Tatty made up a bed for him in the attic and showed him some of the sights of London. And Joanna fed him and showed him every kindness. But when it was time for him to mount his strong farm horse I had no desire to go with him. Now that Uncle Tobias and the Priory were both gone I felt that I could never bear to see Much Wenlock again.

And when Joanna’s time was drawing near there came that most welcome visitor of all. That indomitable woman, Emotte, who made the journey with the only maidservant left to her and stayed with us until Joanna was up and about again.

“There is nothing you could have done for which a man could be more grateful,” I told her with a fervent embrace when my son was safely born.

“You
went to see my brother in prison,” she said, in that short, unemotional way of hers.

“And, God helping me, I will one day get him out,” I promised.Her loving look and my wife’s eyes shining at me from the bed made me feel a poor, inadequate sort of knight errant. “But with the King one has to await the right moment,” I explained apologetically, as I had so often been forced to tell myself.

But through a series of unexpected happenings and the kindness of two great ladies my moment was to come sooner than I had dared to hope.

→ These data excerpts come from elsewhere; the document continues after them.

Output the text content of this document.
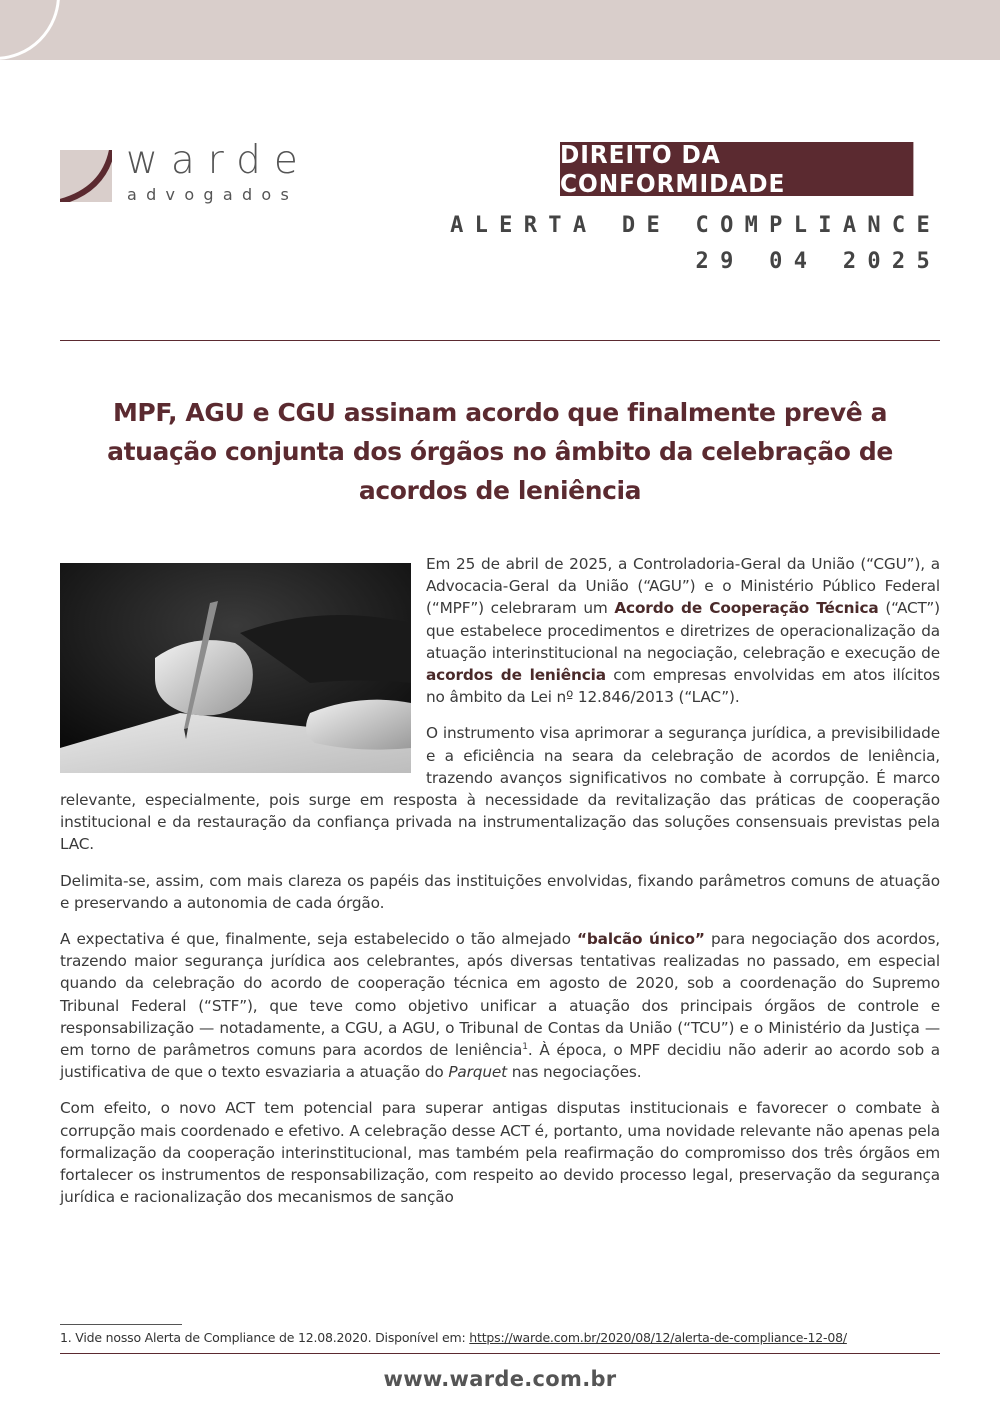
warde
advogados
DIREITO DA CONFORMIDADE
ALERTA DE COMPLIANCE
29 04 2025
MPF, AGU e CGU assinam acordo que finalmente prevê a atuação conjunta dos órgãos no âmbito da celebração de acordos de leniência

Em 25 de abril de 2025, a Controladoria-Geral da União (“CGU”), a Advocacia-Geral da União (“AGU”) e o Ministério Público Federal (“MPF”) celebraram um Acordo de Cooperação Técnica (“ACT”) que estabelece procedimentos e diretrizes de operacionalização da atuação interinstitucional na negociação, celebração e execução de acordos de leniência com empresas envolvidas em atos ilícitos no âmbito da Lei nº 12.846/2013 (“LAC”).

O instrumento visa aprimorar a segurança jurídica, a previsibilidade e a eficiência na seara da celebração de acordos de leniência, trazendo avanços significativos no combate à corrupção. É marco relevante, especialmente, pois surge em resposta à necessidade da revitalização das práticas de cooperação institucional e da restauração da confiança privada na instrumentalização das soluções consensuais previstas pela LAC.

Delimita-se, assim, com mais clareza os papéis das instituições envolvidas, fixando parâmetros comuns de atuação e preservando a autonomia de cada órgão.

A expectativa é que, finalmente, seja estabelecido o tão almejado “balcão único” para negociação dos acordos, trazendo maior segurança jurídica aos celebrantes, após diversas tentativas realizadas no passado, em especial quando da celebração do acordo de cooperação técnica em agosto de 2020, sob a coordenação do Supremo Tribunal Federal (“STF”), que teve como objetivo unificar a atuação dos principais órgãos de controle e responsabilização — notadamente, a CGU, a AGU, o Tribunal de Contas da União (“TCU”) e o Ministério da Justiça — em torno de parâmetros comuns para acordos de leniência$^1$. À época, o MPF decidiu não aderir ao acordo sob a justificativa de que o texto esvaziaria a atuação do Parquet nas negociações.

Com efeito, o novo ACT tem potencial para superar antigas disputas institucionais e favorecer o combate à corrupção mais coordenado e efetivo. A celebração desse ACT é, portanto, uma novidade relevante não apenas pela formalização da cooperação interinstitucional, mas também pela reafirmação do compromisso dos três órgãos em fortalecer os instrumentos de responsabilização, com respeito ao devido processo legal, preservação da segurança jurídica e racionalização dos mecanismos de sanção

1. Vide nosso Alerta de Compliance de 12.08.2020. Disponível em: https://warde.com.br/2020/08/12/alerta-de-compliance-12-08/
www.warde.com.br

For fear of making trouble for Miles Mucklow I had not gone again to the Marshalsea, but, being swollen with paternal pride, I felt that I must give Richard Fermor news of his new grandson. I took him the loving letter and the dainties which Joanna had prepared, but Mucklow dared not let me stay for long. “The Governor is all on edge about people coming in and out just now because of all these fresh cases of plague,” he explained. But in the excitement of seeing Richard Fermor the words washed over me at the time.There was so much news to tell, and so short a time in which to tell it. He had heard about the Cleves marriage and Cromwell’s execution, and most of the Court gossip. But he was avid for family news and delighted about his small namesake. To my great relief, my father-in-law looked reasonably well. He kept up his spirits by reading and writing a useful account of foreign towns which he had visited. He was allowed to take exercise in some inner courtyard and refused the money which I had brought.

“How do the other prisoners manage to live?” I asked, as he showed me the modest supply of money still left in the cunning lining which Emotte had made to the leather of his Florentine belt.

“The baser kind spend much of their time making counterfeit coins which some of the gaolers have found a brisk market for at a stiff commission—particularly among unsuspecting foreign visitors,” said Fermor, sampling one of Joanna’s honey cakes with relish. “But many a poor devil would starve, I fear, were it not for milady Mary’s donations for them.”

“The Lady Mary!” I exclaimed, marvelling that I, who had known her from her childhood, should yet have had no inkling of this bounty. “But she herself has had so little—in the past, I mean, when she was sharing her household with the young Lady Elizabeth, and when but for her kindness the child would have had scarce enough clothes to stand up in. Do you mean that she has always done this?”

“And to the Fleet Prison as well, I believe,” Richard Fermor told me. “Her mother always helped the prisoners, and whatever the Lady Mary’s personal privations, her Grace has never let the payments cease. There is not a man here, however debased, who does not bless her name.”

I returned home because I knew that Joanna would be longing for news of him, but had to hurry back to Whitehall before sunrise. Yet in the grey light of dawn I saw a cross chalked on a door quite close to our house in Thames Street, and almost stumbled over the half-naked corpse of a woman callously thrown out on a stinking laystall at the corner of Paul’s Wharf. Instantly the words of Miles Mucklow came back to me. “More cases of plague,” he had said. One heard it so often, and small wonder, with the filth thrown from bedroom windows to overflowing gutters, and cattle still being slaughtered within the city walls. But here in our own street, so near my loved ones! I almost turned back to drag them from our comfortable home, but had nowhere to take them. Let them sleep while I thought what best to do. Perhaps someone at the palace could help me.